Trello, Asana, post-it volanti.

Qualsiasi sistema utilizzi per mantenere ordine nella tua giornata lavorativa o di studio, il tuo obiettivo rimane uno: lasciare da parte tutte le distrazioni.

Come dici, non è proprio semplice? Lo so, lo so, ma ho qualche consiglio per aiutarti.

Via il telefono!

Prima distrazione: il tuo cellulare.

Non hai proprio voglia di svolgere quel lavoro e allora sblocchi la tastiera e inizi a scorrere i feed di Instagram e Facebook, senza uno scopo, con il solo obiettivo di perdere tempo.

Una cattiva abitudine da eliminare.

Lo studioso americano Edward Hallowell ha dato un nome a questa propensione a cedere a distrazioni sciocche e inutili e alla nostra carenza di concentrazione: l’ha chiamato ADT, Attention Deficit Trait.

E forse non sai che, una volta interrotto il lavoro, impieghi mediamente 23 minuti per recuperare il focus. Quindi decisamente non ne vale la pena!

• Suggerimento utile numero 1: installa sul tuo smartphone un’app come RescueTime, in modo da tenere sotto controllo il tempo che passi davanti al monitor. E disattiva le notifiche se hai bisogno di massima concentrazione!

Organizza la giornata e fissa le priorità.

Appena seduto alla scrivania, prendi un foglio di carta – o butta giù una nota sul tuo pc – e appunta tutti gli impegni della giornata. In questo modo potrai segnare quali sono le cose più importanti e poi, a cascata, inserire tutte le altre.

Così il lavoro è ordinato e riesci ad evitare l’ansia da To Do List infinita che, una volta preparata, ti fissa da un angolo della scrivania e sicuramente non ti fa stare tranquillo e concentrato su quel task.

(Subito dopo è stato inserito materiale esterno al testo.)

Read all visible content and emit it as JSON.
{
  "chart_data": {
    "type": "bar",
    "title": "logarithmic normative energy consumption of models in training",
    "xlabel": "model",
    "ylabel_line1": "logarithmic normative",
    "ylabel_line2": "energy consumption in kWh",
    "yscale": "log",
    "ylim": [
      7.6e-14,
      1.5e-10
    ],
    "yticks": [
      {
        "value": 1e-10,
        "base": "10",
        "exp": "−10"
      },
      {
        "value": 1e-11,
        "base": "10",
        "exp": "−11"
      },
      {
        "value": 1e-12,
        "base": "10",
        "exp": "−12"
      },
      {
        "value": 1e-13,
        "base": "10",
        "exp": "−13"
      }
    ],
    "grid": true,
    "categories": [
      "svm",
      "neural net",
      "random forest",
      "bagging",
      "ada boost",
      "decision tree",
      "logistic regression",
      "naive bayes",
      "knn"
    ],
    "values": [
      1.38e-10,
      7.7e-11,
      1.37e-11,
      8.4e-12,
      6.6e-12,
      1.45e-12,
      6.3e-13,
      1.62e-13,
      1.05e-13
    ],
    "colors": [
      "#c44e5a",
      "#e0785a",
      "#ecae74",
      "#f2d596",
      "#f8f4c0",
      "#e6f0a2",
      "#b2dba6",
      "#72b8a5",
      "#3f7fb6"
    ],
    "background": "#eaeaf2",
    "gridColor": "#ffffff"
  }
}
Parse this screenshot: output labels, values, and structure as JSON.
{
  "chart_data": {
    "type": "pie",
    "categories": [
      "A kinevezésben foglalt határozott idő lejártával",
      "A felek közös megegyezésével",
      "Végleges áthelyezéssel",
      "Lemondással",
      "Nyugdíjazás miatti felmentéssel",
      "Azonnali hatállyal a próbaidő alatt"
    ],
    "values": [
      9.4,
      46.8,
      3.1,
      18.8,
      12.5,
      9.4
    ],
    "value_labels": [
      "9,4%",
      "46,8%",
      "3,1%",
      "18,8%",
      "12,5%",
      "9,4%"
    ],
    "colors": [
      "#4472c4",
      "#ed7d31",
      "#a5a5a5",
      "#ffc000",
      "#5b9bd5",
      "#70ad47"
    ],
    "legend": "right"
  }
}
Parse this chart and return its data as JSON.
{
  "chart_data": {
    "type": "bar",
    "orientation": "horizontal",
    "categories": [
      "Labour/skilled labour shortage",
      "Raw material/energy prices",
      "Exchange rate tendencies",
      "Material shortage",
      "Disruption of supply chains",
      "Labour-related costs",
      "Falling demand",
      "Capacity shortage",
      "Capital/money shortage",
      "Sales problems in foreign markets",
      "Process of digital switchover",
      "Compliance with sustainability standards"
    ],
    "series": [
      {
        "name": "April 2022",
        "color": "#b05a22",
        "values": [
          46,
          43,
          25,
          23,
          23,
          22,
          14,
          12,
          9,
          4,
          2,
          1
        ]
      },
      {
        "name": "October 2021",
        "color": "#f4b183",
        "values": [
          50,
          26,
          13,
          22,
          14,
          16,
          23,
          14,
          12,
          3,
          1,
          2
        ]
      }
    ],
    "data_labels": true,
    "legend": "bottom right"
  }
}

Potrebbe esserti utile anche sperimentare tecniche come quella del pomodoro, che ti permette di dividere il tempo in spicchi, con un compito da svolgere in 25 minuti, e ti regala anche delle finestre di tempo libero, per ogni task precisamente 5 minuti.

• Suggerimento utile numero 2: Fai qualche pausa, è aria fresca per il tuo cervello, fai due passi, preparati un caffè, un tè, una cioccolata calda, fai due chiacchiere con un altro essere umano. E poi sgranchisci le gambe e magari fai anche un po’ di stretching.

Limita e definisci i rapporti con colleghi e clienti.

Se sei un freelance e lavori da remoto probabilmente i tuoi contatti col mondo esterno si riducono a call e appuntamenti telefonici. Se la tua scrivania è circondata da altre scrivanie, le occasioni per chiacchierare e chiedere favori si moltiplicano.

In ogni caso, è importante non interrompere continuamente un lavoro perché chiamati o bloccati da altre persone. Qui, recuperare la concentrazione, diventa ancora più complesso: perché magari il collega di persona o il cliente via mail ti richiedono di sbrigare una questione in tempi veloci e questo causa ansia, nervosismo, e magari fa saltare anche la tua lista di priorità e il tuo “pomodoro”.

• Suggerimento utile numero 3: Sarebbe l’ideale fissare delle finestre di confronto con gli altri. Ad esempio, prendere appuntamenti per le call e controllare le mail solo in due momenti della giornata, all’inizio e alla fine. Allo stesso modo, sul luogo di lavoro potete fissare delle riunioni o dei momenti di confronto tra colleghi. E poi, ovviamente, ci sono le pause caffè!

Come puoi vedere, basta poco per evitare distrazioni inutili e diventare più produttivi, che tu sia uno studente, un lavoratore autonomo o un impiegato.